I am not a songwriter. I am a song finder.

Research often introduces me to new people who become my friends and often connects me to other songs.

OOver the last fifteen years, I have collected an extensive library of cowboy and western songbooks. Books by Howard Thorp, Bob Tinsley’s “For a Cowboy Has to Sing,” John and Allen Lomax, Dick Lingenfelter and Dick Dwyer, Austin and Alta Fife, Eric van Hamersveld’s “It Was Always the Music,” Ernie Sites, Hal Leonard, Irwin Silber and Earl Robinson, Hal Cannon’s “Old Time Cowboy Songs,” Don Edwards, Alex Gordon, Ranger Doug Green, and several anthologies of American Folk Songs. Then there are such interesting titles as Glenn Ohrlin’s “The Hellbound Train,” Guy Logsdon’s “The Whorehouse Bells Were Ringing,” and Katie Lee’s “Ten Thousand Goddamn Cattle” that are a combination of history, stories, and traditional cowboy songs. I am also collecting Australian Bush Ballad music as there is quite a cowboy song tradition that has emerged from Australia.

More recently, I have begun to scour Special Collection libraries for sheet music and collections of obscure songs from the last four decades of the nineteenth century. You would be surprised how many wonderful cowboy and western songs are out there that have been completely forgotten and no one today has heard them.

I also love to listen to contemporary song writers performing their own songs. There are a number of songs in my repertoire that have been written by people who are my friends and who are still writing wonderful songs and performing. When I hear a song that appeals to me and touches my heart, I ask for the music. Sometimes it is available on a CD. Sometimes I ask for and receive the songwriter’s own sheet music.

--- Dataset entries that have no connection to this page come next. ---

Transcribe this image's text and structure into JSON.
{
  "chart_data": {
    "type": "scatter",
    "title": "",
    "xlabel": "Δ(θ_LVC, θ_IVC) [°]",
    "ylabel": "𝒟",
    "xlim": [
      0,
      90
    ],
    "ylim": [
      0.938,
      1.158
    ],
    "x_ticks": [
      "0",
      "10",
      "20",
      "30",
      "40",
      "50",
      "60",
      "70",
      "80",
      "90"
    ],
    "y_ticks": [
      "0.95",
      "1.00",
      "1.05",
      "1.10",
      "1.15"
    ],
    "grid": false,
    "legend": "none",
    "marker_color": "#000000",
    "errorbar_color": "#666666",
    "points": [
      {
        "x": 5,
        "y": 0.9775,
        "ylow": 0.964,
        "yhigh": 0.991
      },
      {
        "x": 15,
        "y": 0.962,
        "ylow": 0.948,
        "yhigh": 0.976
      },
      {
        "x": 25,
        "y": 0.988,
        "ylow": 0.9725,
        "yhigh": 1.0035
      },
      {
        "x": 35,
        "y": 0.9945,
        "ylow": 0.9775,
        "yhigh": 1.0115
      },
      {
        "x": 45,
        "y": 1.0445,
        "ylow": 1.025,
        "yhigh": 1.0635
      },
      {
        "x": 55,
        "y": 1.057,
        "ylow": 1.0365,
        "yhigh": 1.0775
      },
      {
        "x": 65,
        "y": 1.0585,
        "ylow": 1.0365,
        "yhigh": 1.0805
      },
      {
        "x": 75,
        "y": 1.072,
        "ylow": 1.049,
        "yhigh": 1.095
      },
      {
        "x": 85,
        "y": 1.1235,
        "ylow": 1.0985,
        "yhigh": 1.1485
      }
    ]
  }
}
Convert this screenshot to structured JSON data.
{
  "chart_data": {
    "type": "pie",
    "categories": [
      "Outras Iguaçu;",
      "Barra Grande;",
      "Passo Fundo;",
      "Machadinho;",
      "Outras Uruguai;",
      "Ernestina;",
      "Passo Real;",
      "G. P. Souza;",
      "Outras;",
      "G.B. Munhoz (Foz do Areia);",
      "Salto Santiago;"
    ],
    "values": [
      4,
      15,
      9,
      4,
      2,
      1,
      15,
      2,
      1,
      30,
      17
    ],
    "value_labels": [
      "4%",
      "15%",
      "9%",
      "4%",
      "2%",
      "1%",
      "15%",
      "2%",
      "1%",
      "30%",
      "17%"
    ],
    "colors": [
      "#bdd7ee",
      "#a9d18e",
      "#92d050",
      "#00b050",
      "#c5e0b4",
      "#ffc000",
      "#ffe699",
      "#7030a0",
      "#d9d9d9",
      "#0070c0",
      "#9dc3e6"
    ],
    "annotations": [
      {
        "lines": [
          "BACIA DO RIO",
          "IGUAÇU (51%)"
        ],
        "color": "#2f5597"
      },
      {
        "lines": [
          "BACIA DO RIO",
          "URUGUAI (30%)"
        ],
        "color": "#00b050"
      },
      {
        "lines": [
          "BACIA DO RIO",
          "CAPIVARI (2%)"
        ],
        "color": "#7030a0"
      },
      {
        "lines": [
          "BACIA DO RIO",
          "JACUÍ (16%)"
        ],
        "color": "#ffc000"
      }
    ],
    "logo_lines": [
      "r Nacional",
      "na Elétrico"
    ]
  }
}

Finally, every cowboy and western songs has a story. It is as much fun for me to investigate the story of the song as it is to learn and perform a song. The key question is: How did this song come about? So I try to find out as much about the songwriter and the context of the song as I can. I use that information to introduce the song to an audience and connect it with other historically accurate information about the era and the subject of the song as I can. Researching that information often introduces me to new people who become my friends and often connects me to other songs.